African cichlids, an all male peacock/hap tank or a mbuna tank


----------



## wade0328 (Jul 2, 2013)

I've never even had a Cichlid tank, I'm really thinking about it. I have a 10 gallon planted and my 55 is planted but looks horrible right now because I've done nothing with it.


----------



## wade0328 (Jul 2, 2013)

I definitely want very colorful fish in my tank. I've always loved the electric yellow cichlids I've saw. Also the Demasoni's.


----------



## pablo111 (Dec 10, 2013)

Demasoni and yellow labs go well together. You could gut the 55 gallon and redo it with pool filter sand and some nice rocks and get some labs and demasoni in there. Ask in the malawi section about correct numbers of each. Demasoni will kill eachother to some extent so be ready for a little carnage.

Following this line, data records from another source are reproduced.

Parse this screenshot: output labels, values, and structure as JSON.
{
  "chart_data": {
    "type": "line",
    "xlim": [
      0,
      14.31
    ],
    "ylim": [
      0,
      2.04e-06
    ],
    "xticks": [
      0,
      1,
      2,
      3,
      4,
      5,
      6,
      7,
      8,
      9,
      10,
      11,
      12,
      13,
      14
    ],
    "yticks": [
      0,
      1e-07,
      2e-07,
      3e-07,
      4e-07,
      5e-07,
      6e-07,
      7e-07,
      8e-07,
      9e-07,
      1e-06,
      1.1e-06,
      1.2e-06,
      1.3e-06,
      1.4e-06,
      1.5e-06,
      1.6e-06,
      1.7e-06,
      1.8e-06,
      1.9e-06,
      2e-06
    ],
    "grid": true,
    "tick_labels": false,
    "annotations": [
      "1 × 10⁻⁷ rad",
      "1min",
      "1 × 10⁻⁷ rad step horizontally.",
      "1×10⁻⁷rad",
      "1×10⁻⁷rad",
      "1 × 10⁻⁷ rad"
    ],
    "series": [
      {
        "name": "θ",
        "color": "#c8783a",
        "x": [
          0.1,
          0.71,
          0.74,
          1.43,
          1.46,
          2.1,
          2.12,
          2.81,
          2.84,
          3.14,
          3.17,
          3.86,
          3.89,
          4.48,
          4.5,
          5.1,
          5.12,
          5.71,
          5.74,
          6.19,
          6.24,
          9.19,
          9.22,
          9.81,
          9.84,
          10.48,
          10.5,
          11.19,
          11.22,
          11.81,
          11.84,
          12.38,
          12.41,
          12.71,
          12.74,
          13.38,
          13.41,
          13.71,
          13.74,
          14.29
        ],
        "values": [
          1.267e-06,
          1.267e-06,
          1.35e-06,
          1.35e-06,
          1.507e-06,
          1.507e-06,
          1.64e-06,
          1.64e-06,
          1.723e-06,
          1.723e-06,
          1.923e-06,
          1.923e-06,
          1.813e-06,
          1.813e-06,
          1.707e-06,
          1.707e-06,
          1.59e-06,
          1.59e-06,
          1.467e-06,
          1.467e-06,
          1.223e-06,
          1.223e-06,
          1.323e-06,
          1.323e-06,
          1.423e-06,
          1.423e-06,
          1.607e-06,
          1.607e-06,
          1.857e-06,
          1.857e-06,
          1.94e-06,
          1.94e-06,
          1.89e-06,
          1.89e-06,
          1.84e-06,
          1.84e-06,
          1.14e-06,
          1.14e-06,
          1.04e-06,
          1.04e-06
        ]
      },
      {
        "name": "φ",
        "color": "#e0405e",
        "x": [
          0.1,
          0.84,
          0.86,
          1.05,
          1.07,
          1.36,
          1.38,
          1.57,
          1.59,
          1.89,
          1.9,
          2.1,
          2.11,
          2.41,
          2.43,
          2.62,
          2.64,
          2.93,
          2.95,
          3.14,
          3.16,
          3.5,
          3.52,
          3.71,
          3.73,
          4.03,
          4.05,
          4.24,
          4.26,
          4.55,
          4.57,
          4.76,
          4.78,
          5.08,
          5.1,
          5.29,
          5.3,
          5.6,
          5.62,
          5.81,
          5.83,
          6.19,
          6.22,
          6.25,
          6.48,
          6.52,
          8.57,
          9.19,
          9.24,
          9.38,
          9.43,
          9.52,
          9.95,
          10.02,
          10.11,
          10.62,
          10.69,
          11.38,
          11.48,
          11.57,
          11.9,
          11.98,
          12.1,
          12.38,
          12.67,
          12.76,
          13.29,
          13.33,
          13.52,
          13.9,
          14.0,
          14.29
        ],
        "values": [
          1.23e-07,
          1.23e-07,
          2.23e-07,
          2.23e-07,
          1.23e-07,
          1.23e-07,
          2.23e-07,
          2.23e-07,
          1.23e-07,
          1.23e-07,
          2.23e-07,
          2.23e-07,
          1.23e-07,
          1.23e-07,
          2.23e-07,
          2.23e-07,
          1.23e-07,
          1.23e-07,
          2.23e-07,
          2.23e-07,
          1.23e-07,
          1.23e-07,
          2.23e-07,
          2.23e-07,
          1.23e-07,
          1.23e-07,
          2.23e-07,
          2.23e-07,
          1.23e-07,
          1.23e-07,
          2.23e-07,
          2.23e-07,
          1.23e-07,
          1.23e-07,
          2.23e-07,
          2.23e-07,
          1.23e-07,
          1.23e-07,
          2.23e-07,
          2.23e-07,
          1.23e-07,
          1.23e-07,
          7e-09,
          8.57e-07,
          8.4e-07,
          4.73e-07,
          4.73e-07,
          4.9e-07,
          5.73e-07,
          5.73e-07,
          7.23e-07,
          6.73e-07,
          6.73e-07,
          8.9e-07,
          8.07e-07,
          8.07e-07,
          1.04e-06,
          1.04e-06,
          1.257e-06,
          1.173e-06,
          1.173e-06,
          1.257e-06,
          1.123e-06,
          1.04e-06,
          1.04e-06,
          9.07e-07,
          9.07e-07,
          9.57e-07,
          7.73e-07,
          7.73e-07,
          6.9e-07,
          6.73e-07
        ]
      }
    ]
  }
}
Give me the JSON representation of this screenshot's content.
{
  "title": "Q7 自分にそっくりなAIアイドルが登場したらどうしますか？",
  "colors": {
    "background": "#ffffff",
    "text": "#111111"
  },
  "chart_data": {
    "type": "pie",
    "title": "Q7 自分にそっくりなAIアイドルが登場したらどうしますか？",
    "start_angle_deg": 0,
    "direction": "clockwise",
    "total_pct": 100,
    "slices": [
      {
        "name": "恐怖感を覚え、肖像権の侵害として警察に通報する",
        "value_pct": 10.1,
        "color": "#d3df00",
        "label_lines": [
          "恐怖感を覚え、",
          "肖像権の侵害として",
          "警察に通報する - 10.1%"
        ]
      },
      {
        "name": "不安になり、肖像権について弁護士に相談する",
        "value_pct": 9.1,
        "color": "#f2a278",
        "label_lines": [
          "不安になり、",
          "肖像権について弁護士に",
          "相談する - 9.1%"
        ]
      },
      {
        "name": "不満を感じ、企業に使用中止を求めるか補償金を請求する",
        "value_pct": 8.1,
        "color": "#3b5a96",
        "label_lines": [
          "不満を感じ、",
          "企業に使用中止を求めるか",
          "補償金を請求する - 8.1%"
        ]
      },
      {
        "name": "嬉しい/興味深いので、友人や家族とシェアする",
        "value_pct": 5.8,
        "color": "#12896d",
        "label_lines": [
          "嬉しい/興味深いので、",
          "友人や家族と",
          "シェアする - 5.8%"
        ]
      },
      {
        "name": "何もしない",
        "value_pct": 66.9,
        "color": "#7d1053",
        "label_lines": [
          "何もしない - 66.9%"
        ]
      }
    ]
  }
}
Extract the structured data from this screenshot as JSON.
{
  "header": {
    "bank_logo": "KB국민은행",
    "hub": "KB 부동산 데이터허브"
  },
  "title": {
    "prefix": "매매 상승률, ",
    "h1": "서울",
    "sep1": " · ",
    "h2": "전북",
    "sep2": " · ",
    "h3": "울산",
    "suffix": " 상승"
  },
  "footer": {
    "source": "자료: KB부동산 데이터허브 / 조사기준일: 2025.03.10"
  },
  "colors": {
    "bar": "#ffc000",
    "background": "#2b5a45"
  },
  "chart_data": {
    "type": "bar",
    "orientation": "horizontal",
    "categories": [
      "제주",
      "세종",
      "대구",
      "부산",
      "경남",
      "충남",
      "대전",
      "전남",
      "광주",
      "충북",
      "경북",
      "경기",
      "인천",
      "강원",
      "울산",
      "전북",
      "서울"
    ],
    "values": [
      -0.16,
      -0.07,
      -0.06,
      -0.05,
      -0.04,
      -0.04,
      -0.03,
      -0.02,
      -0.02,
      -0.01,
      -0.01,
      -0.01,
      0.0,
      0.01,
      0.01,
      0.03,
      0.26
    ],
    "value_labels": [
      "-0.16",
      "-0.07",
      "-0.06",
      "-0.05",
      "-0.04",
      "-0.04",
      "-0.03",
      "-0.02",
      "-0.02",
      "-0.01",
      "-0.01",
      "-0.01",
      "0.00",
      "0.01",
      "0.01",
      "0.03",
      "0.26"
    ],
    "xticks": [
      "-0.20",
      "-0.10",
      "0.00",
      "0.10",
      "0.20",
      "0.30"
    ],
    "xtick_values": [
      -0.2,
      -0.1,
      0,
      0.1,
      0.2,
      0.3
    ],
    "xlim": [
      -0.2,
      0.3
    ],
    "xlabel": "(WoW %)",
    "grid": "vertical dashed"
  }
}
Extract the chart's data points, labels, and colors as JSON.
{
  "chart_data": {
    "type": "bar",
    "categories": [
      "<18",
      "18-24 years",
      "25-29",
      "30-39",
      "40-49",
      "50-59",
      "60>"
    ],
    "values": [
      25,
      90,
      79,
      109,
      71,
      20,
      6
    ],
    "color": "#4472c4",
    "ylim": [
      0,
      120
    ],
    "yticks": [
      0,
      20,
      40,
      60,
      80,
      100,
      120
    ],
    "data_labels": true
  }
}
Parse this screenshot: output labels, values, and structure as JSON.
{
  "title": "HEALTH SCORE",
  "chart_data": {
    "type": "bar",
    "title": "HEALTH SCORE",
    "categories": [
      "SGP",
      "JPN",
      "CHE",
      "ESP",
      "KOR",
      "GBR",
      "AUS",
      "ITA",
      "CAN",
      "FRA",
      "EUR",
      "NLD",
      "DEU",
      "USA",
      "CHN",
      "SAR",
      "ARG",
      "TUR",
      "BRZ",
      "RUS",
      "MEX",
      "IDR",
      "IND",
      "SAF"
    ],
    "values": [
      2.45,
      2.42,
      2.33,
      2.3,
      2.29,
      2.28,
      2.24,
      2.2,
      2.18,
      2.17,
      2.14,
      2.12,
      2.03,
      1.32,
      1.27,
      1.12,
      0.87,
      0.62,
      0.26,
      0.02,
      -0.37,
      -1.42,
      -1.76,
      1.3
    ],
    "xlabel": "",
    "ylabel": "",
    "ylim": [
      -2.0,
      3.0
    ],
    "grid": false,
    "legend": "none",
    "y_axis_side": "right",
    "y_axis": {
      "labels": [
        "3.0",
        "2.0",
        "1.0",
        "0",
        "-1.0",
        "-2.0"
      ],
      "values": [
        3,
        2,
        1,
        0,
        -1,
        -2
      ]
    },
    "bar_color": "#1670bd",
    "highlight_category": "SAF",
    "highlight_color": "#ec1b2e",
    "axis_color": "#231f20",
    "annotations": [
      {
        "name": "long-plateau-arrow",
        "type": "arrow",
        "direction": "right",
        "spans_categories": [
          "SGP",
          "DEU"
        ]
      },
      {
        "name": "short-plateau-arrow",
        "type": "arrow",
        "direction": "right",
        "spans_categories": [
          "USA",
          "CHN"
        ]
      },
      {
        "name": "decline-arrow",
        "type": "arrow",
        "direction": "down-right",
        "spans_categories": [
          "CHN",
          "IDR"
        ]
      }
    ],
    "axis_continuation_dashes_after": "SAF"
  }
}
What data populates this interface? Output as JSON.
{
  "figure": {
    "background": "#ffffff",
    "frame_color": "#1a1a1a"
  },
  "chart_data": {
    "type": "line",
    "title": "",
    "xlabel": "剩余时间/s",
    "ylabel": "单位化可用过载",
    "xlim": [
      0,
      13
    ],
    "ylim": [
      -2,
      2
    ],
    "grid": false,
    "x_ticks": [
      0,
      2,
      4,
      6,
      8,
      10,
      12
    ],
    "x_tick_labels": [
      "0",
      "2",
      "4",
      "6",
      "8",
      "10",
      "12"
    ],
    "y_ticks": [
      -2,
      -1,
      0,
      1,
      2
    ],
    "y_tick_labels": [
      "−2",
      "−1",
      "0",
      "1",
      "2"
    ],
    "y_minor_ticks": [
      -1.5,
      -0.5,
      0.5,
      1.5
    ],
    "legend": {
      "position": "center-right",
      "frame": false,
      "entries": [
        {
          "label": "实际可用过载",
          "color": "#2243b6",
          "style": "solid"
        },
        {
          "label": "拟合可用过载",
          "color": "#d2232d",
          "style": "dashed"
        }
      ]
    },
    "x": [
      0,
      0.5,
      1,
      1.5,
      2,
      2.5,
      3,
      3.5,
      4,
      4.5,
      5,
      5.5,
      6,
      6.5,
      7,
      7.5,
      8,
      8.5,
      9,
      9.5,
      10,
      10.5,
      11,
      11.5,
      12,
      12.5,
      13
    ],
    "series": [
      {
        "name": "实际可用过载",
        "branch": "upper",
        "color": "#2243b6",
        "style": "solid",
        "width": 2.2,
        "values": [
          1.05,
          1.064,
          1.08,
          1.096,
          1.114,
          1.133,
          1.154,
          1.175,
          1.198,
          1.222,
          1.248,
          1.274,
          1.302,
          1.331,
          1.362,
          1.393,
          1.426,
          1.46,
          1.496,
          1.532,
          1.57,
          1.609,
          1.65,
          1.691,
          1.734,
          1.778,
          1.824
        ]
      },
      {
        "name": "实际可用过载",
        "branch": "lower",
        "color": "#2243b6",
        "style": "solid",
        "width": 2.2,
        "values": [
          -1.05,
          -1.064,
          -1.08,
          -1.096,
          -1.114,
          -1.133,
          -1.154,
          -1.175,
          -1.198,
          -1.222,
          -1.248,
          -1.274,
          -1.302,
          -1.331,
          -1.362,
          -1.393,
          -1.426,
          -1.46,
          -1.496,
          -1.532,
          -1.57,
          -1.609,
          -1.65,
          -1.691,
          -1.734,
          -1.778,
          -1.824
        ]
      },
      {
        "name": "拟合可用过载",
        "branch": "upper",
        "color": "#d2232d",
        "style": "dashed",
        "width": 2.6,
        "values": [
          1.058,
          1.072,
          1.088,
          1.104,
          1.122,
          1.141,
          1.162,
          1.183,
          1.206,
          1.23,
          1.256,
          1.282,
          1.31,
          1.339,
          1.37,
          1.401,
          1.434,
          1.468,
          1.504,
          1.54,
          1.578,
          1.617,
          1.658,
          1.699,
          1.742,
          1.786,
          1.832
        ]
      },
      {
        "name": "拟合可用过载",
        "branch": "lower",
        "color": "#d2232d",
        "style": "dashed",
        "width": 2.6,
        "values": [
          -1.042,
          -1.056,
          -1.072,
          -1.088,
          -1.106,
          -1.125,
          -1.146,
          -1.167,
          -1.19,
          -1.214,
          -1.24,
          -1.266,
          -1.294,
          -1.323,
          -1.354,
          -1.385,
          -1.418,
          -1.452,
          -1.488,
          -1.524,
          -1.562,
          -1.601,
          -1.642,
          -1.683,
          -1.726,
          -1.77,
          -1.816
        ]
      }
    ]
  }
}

If you want a relatively carnage free tank, stock it with some yellow labs and a few different nice peacocks.









Firefish peacock









Bi-color 500 peacock









German red peacock


----------



## wade0328 (Jul 2, 2013)

That fire peacock is absolutely amazing!


----------



## rupertoooo (Dec 7, 2005)

What type of fish are currently housed in your 55?


----------



## wade0328 (Jul 2, 2013)

An assortment. 10 Tiger barbs, 5 Harlequin Rasboras, 3 white danios, 2 plecos, and 2 dwarf gouramis.


----------



## rupertoooo (Dec 7, 2005)

I too would agree that changing stock will probably bring back the excitement of the hobby. You mentioned your tank was planted, is that still the case? If so take advantage of those plants and go with an Australian Rainbow tank. Rainbows are very active, provide unbelievable color are widely available and are just an awesome animal. You would have no problem finding Red Iranian, Turquoise, Boesemani and Neon Dwarfs. Additionally Yellows, Goydor River and Red Iranian are common place anymore. Your other obvious choice for a planted tank would be SA Cichlids including Angels, Rams and Appistos. You could go with some smaller CA Cichlids as well. Otherwise simply go with African Cichlids.


----------



## wade0328 (Jul 2, 2013)

Do plecos get along with Cichlids? I don't want to just kill all my other fish, what would I do with them lol?


----------



## DJRansome (Oct 29, 2005)

The only pleco I would do with Africans is the bristlenose. Your other fish can be sold to a fellow fish club member.


----------